Dans la salle voisine, un joyeux remue-ménage de tables, les reporters ont fini leur journée, remis leurs papiers. Les uns partent, réveillés par l'appétit et la liberté. Ceux du service permanent, qu’un gros événement imprévu pourrait seul déranger, organisent une partie de ping-pong.
Louvet, les bras nus à plat sur son bureau L'oeil vide, vient de reperdre le repos. Il ouvre la porte et va regarder les joueurs. Un autre spectateur, assis sur une table surmontée d'un bottin, balance les jambes et secoue la cendre de sa cigarette dans un fond d'encrier boueux.
— Il me reste comme un poids de Gafoulet sur les épaules, dit Louvet, soucieux. Il est bien parti, au moins ?
— Il a essayé de vous taper aussi ? dit l'autre. Vingt francs ? Cinquante ?
Louvet repasse dans son bureau, prend sa veste.
— Ginette, en cas d'urgence, téléphonez au bar. Je déjeune d'un sandwich et je remonte après le café. N'oubliez pas de me rappeler quand vous irez déjeuner.
Le secrétaire de rédaction, dans le couloir, interpelle Louvet :
- J'ai perdu. Un gentleman doit payer. Viens boire.
Louvet se passe le coude sur la figure, masse ses sourcils près du nez, entre le pouce et l'index, tâche de reprendre un air cordial.

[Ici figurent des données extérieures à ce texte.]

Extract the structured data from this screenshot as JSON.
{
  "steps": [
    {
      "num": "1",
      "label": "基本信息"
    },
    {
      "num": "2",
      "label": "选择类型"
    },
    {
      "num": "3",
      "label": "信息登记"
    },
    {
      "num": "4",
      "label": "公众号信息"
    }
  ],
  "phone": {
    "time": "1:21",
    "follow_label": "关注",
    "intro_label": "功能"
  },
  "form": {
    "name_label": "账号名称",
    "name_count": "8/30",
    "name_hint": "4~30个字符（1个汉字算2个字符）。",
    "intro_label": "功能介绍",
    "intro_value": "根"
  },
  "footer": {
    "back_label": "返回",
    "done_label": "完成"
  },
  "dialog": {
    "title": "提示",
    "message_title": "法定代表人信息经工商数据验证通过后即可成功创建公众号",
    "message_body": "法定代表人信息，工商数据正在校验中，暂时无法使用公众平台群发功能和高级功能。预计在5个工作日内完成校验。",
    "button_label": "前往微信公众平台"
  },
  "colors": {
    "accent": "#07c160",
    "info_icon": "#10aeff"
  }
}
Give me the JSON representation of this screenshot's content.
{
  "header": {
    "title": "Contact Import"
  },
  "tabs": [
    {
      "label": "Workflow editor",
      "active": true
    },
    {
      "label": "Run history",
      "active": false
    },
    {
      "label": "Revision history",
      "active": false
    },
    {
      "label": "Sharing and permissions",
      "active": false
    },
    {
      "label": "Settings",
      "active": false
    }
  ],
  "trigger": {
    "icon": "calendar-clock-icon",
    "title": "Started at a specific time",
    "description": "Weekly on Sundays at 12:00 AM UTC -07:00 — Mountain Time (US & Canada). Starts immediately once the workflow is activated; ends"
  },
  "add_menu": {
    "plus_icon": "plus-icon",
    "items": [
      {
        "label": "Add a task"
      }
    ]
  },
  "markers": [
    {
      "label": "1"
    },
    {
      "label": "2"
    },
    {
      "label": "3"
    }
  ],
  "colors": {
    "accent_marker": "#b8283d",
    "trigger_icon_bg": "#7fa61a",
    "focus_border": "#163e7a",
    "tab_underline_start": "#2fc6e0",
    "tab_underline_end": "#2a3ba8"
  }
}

Ils s'asseyent dans un coin du, bar, et Louvet, du coin de l'œil, cherche Gafoulet et sa conquête. Il les aperçoit de dos, juchés sur de hauts tabourets, le vieux Gafoulet très droit. Les talons de bas reprisés de la petite fille sortent de ses souliers trop grands ; ses coudes rouges et fripés font ressortir la couleur blafarde des arrière-bras.
Gafoulet a dû voir Louvet dans la glace : ce dernier reconnaît la même voix hautaine que tout à l’heure : Attendez, ma mignonne, un instant !
Et le vieux rédacteur aux courses sort d'un pas raide.
Louvet pose, sur le bras de son inviteur, une main singulièrement douce et affectueuse : — Une minute, veux-tu ?
Il le sait bien qu'il retrouvera Gafoulet dans le corridor. Il s'y tient adossé, les bras croisés, l'air absent. Il n'a dû verser qu'une seule larme, tant les larmes sont difficiles à arracher d'un vieillard. Mais cette larme-là a tout brûlé au passage ; l'œil reste injecté, et, de ce côté du visage, la ride et la lèvre sont basses et creuses. Sentant que Louvet veut parler, le vieil homme essaye, pour len empêcher, un tout petit sifflement rauque, mais sa mandibule en tremble.
Louvet comprend qu'il ne faut pas parler. Le billet de cent francs est tout prêt, plié petit et serré dans sa paume. A bout de bras, il le glisse dans la poche haute de la veste, en détournant la tête. Ce moment lui rappelle celui où il a tué son chien malade.
Il a fait quatre pas en avant. puis demi-tour, et revient vers Gafoulet; il lui tend la main :
— Salut !
L'autre souffle, décroise les bras : que sa vieille main est humide ! Louvet s'enfuit vers l'autre entrée du bar : il faut bien laisser au vieux coq déplumé le temps de faire sa rentrée triomphale, son départ.
Enfin, il retrouve sa place. Le secrétaire de rédaction parle. Louvet boit très lentement pour ne pas lui répondre. L'autre semble intrigué, il faut lui dire n'importe quoi :
— Ce Gafoulet. Quel sujet de reportage ! Pas pour un quotidien, reprit-il distraitement, pour un hebdomadaire. Une série, avec des prix décernés par les lecteurs, le concours des épaves.
Comme l'autre a suffisamment souri. Louvet se tait; il serre lu mâchoires et les genoux pour dompter son malaise et sa honte : cette idée d article, échappée de sa tête mécanisée par le métier, lui apparaît plus ignoble que le désir de prendre un bifteck sur un frère d'armes, tout fraîchement tué dans ses bras.